Les « Explanatory projects » rassemblent les idées en avance par rapport à notre époque pour se tenir prêt à la prochaine vague technologique. Les « Vision directed projects » sont plutôt ancrés dans une perspective de deux à cinq ans. Par exemple, Gary Donnan parie sur la fin du disque dur traditionnel au profit de l’optique à l’horizon 2012. Plus près de nous, les Product oriented projects intègrent des services ou produits qui seront lancés dans un délai de neuf mois à deux ans.

Les licences MPEG, une manne

Cette vocation d’innover se retrouve en partie dans le dynamisme de Thomson en matière de revenus générés autour des licences.

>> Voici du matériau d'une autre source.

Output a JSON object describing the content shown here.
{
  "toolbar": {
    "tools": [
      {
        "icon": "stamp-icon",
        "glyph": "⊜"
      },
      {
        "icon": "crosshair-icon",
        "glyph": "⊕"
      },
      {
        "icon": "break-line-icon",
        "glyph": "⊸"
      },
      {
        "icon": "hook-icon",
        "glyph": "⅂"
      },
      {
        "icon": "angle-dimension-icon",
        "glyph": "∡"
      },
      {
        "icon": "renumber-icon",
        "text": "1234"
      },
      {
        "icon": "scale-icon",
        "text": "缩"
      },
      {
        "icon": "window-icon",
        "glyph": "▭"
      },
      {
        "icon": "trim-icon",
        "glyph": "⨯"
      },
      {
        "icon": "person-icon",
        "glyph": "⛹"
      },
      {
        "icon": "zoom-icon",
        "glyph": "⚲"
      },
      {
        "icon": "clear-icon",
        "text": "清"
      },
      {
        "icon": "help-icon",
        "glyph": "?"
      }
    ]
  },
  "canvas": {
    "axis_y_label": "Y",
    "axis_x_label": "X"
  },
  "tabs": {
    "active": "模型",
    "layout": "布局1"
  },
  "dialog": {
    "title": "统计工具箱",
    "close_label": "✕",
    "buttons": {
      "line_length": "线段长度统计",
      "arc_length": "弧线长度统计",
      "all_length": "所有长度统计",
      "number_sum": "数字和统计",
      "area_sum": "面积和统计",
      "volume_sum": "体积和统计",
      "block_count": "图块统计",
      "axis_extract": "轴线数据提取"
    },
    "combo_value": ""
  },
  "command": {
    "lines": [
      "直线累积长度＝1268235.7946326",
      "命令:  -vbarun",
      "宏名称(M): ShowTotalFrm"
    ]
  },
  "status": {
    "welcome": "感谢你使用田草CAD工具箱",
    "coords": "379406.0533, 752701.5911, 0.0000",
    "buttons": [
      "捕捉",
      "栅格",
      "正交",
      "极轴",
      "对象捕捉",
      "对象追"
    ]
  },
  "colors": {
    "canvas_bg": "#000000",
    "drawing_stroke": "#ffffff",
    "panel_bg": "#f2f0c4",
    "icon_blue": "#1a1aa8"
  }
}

Un business qui a généré des revenus de 400 millions depuis 2004. Avec des normes incontournables dans la vidéo mobile comme le MPEG-2 (20% du total du CA licences).

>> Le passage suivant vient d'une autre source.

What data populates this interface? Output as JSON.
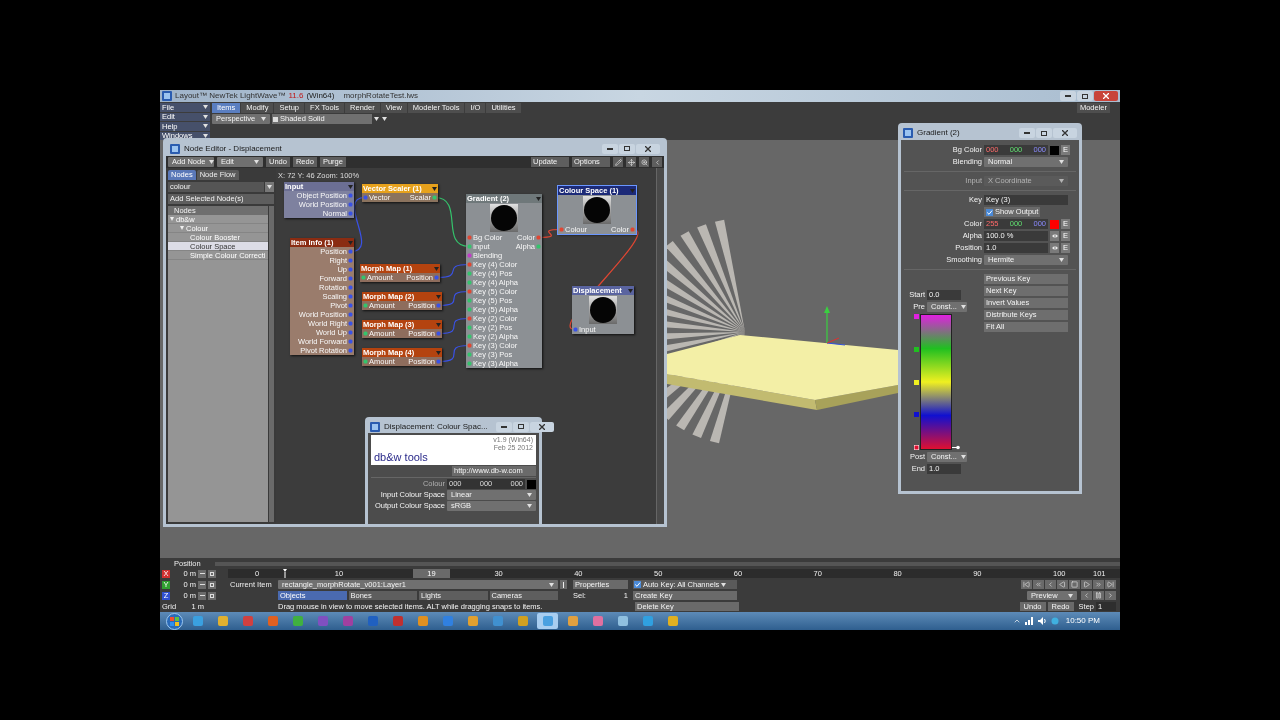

Signalons au passage que cette norme de compression vidéo est issue des travaux du site de Thomson à… Rennes. Dans le giron du groupe, on trouve également d’autres licences intéressantes à exploiter comme le MP3. Pour synthétiser, Thomson délivre des licences liées à une trentaine de technologies à un millier d’entreprises.

Dans cette bataille pour l’innovation, le volet propriété industrielle et intellectuelle se révèle crucial et nécessite une politique active de dépôts de dépôts de brevets. En moyenne, Thomson dépose 1000 brevets par an, dont la moitié est issue du site rennais. Au total, le groupe détient plus de 50 000 brevets et demandes de brevets.

« Nous exploitons vraiment la moitié d’entre eux « , précise le PDG. Frank Dangeard considère qu’il faut patienter 6 à 7 ans avant de monétiser un brevet… Sachant que la durée de vie d’un brevet est estimée à 15 ans. La gestion de cycle de vie des brevets est tout aussi importante que les produits et services.

Thomson, prestataire omniprésent mais dans l’ombre
Gestion des réseaux vidéo, décodeurs IPTV, Serveurs vidéo, logiciels de réseaux, caméras professionnels (comme le prototype de caméra sans fil HD développé par Grass Valley, la filiale d’équipement professionnel de Thomson), Effets visuels… Thomson a recensé une douzaine de lignes de produits sur des segments porteurs de marchés « vidéo ».
Le spécialiste des technologies vidéo numérique veut répondre aux demandes de toutes les industries intéressées : média, divertissement et communication audiovisuelle au sens large. Thomson dispose de trois divisions pour développer ses activités et commercialiser ses offres « end to end » qui ne pas toujours évidentes à distinguer : Technologie (vidéo, logiciels, circuits intégrés… ), Systèmes (fourniture et intégration de systèmes et de solutions dédiées à la vidéo) et Services (gestion de réseaux vidéo).
On trouve ses clients parmi les grands opérateurs de réseaux (ComCast, Telefonica, France Telecom, Google… ), les chaînes de télévision (Canal Plus, TF1, France 24, CBS, BBC… ), les groupes médias (Disney, News Corp, Viacom… ) et aussi des groupes industriels plus classiques qui s’investissent dans des développements vidéo comme Wal-Mart ou Carrefour.
En 2006, Thomson a réalisé un chiffre d’affaires de 5,75 milliards d’euros avec un équilibre relatif des revenus générés par les pôles Systèmes et Services (2,7 milliards d’euros pour le premier et 2,5 milliards pour le second). Le reliquat revenant à la partie « Technologie ».